Des témoignages qui révèlent l'ampleur du problème
Mark Lal, diagnostiqué séropositif il y a deux ans, est l'un des rares à briser le silence sur cette crise. À seulement 24 ans, il témoigne des difficultés rencontrées aux Fidji, où le sujet du sexe est souvent tabou. « Dès que le sujet du sexe est abordé, tout le monde se disperse », explique-t-il. Son diagnostic l'a plongé dans l'incompréhension : « Quand j’ai reçu mon diagnostic, la première chose que j’ai demandée aux médecins, c’était : ‘Et maintenant ? Est-ce que je dois juste attendre de mourir ?’ »

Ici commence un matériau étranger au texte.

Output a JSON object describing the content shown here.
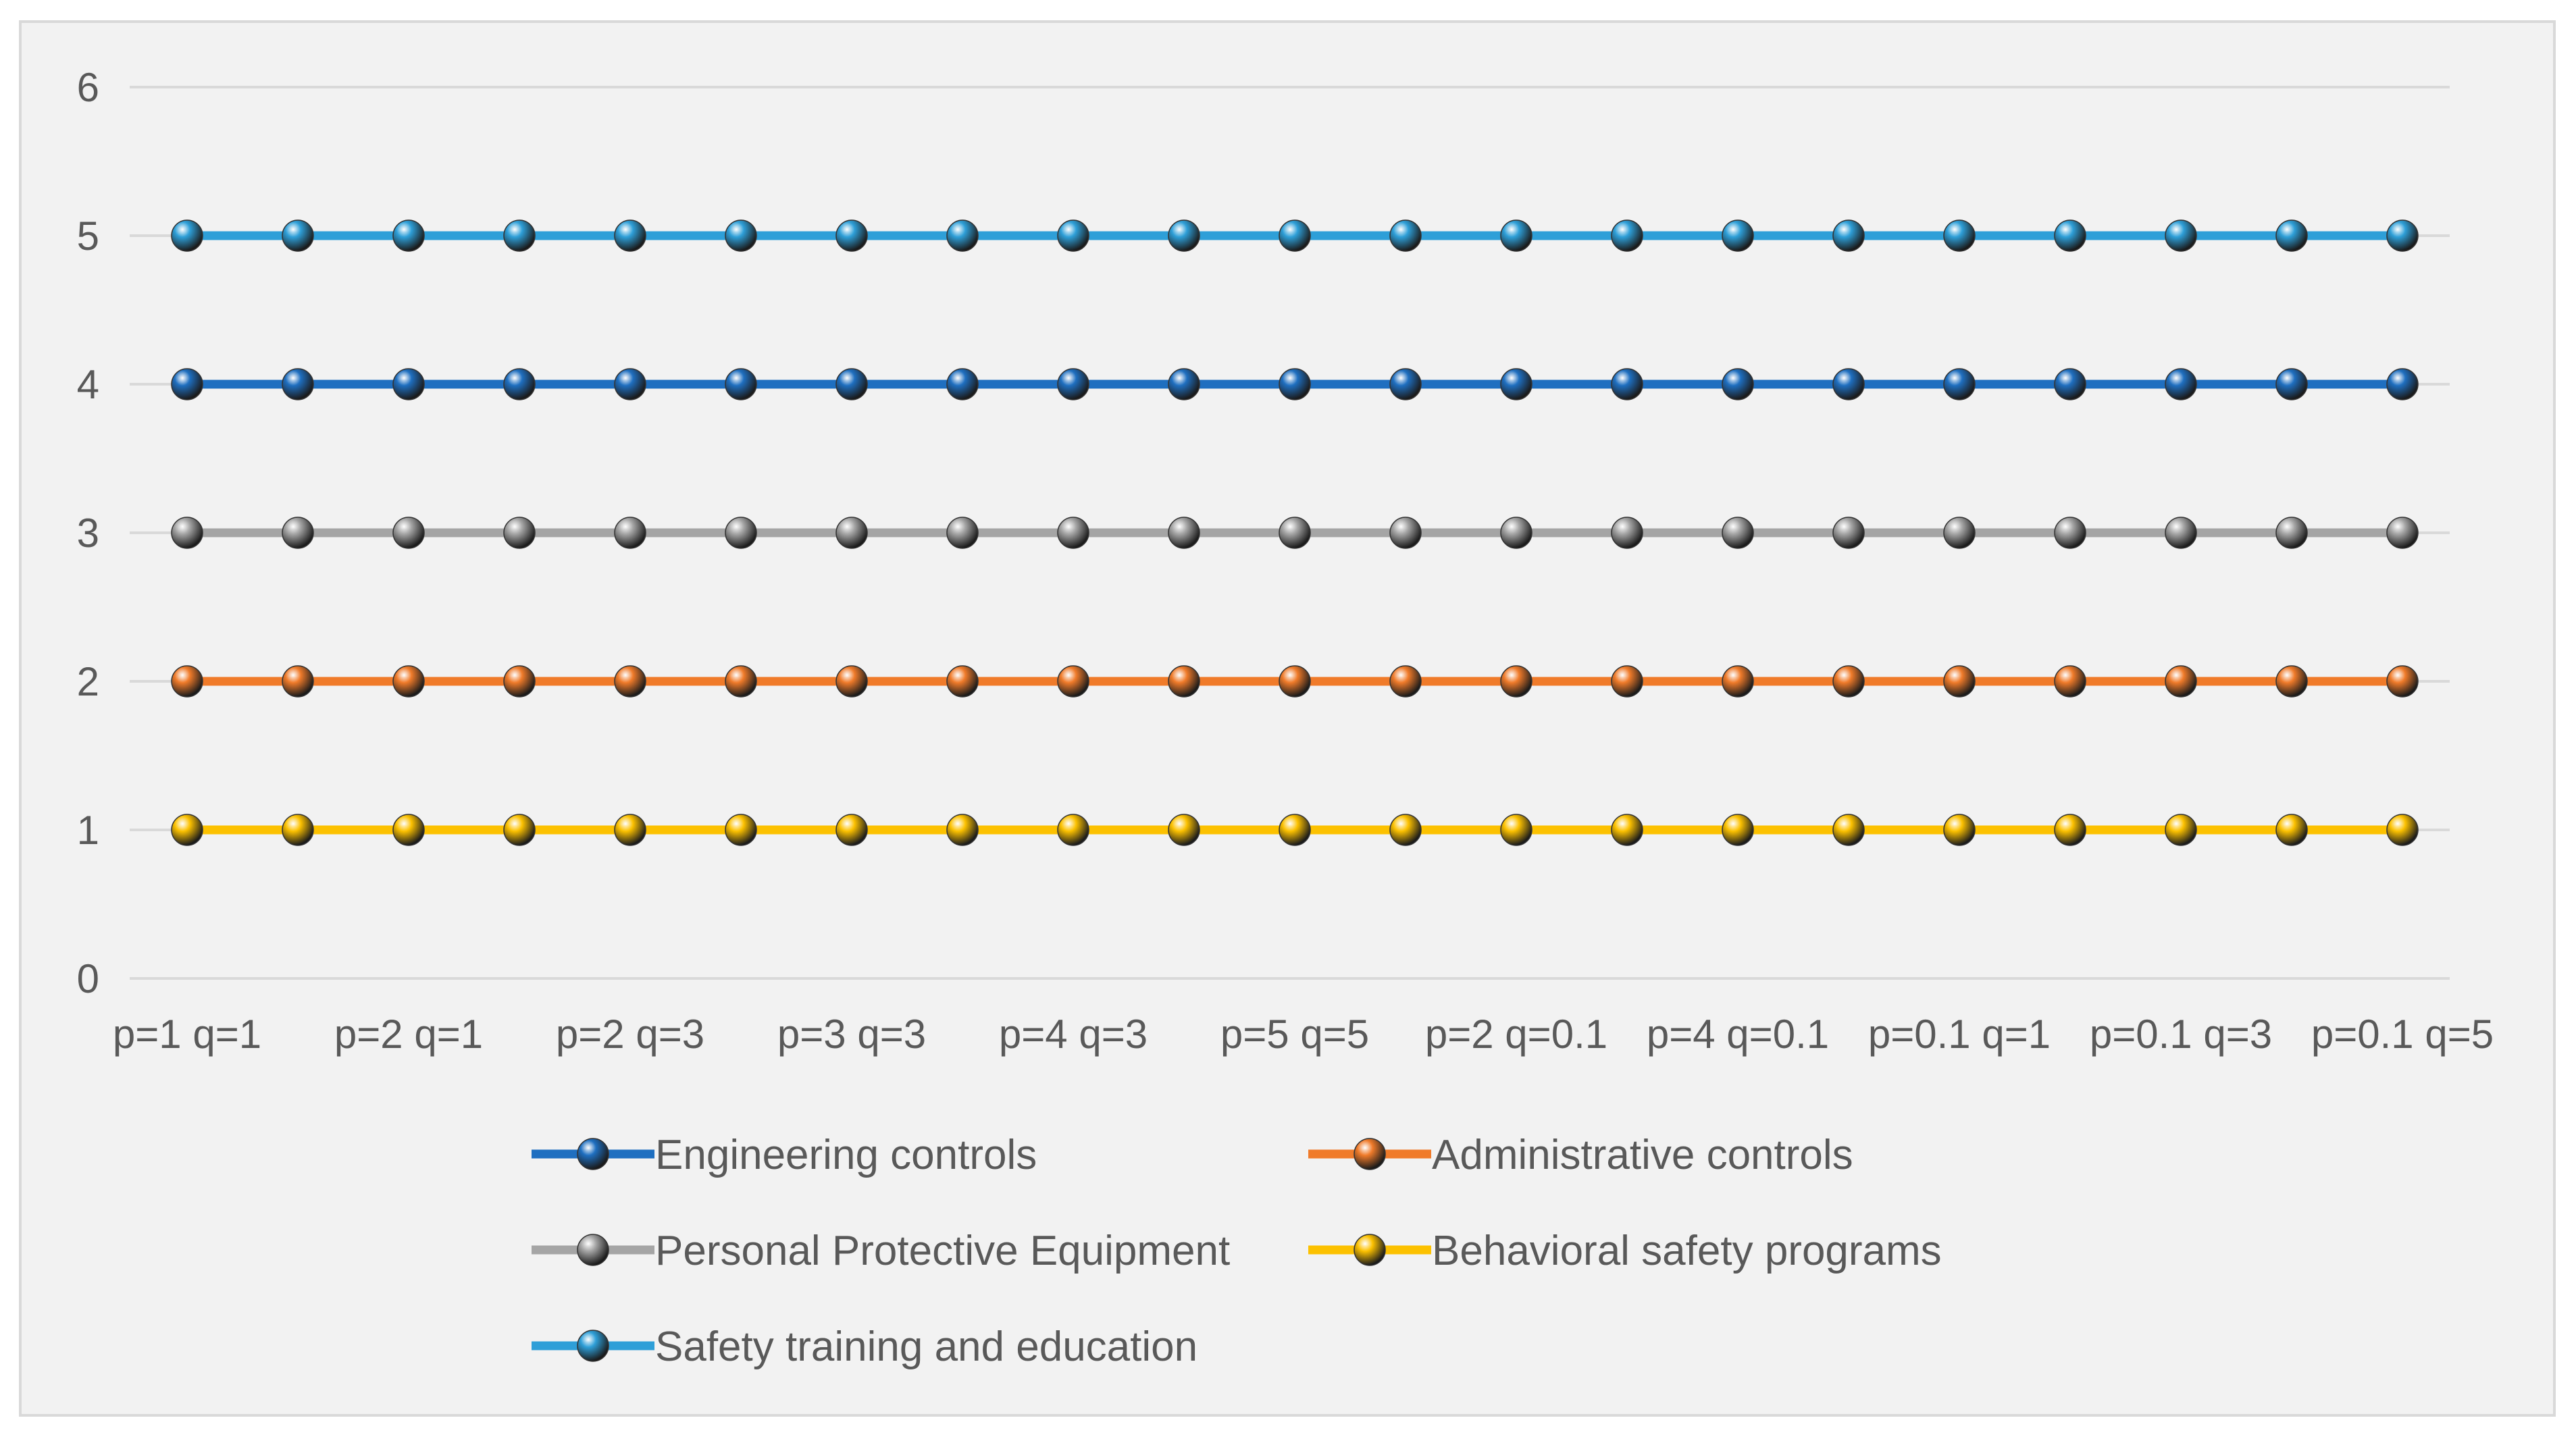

Via sa page Facebook Living Positive Fiji, Mark Lal répond désormais aux questions de plus d'une centaine de jeunes, âgés pour la plupart de 17 à 20 ans. Beaucoup hésitent à révéler leur séropositivité par crainte des discriminations. Pour Irinieta Foi, venue se faire tester à la clinique Moonlight, la priorité est claire : « Il est vraiment important que tout le monde se fasse dépister », martèle-t-elle.
La crise du VIH aux Fidji illustre les défis sanitaires et sociaux auxquels font face de nombreux pays insulaires du Pacifique. Elle rappelle aussi l'importance d'une approche globale, combinant prévention, dépistage et lutte contre les réseaux criminels qui alimentent la consommation de drogues. Alors que les Fidji tentent de rattraper leur retard, d'autres régions du monde pourraient, elles aussi, être confrontées à des défis similaires si les mesures de prévention ne sont pas renforcées à temps.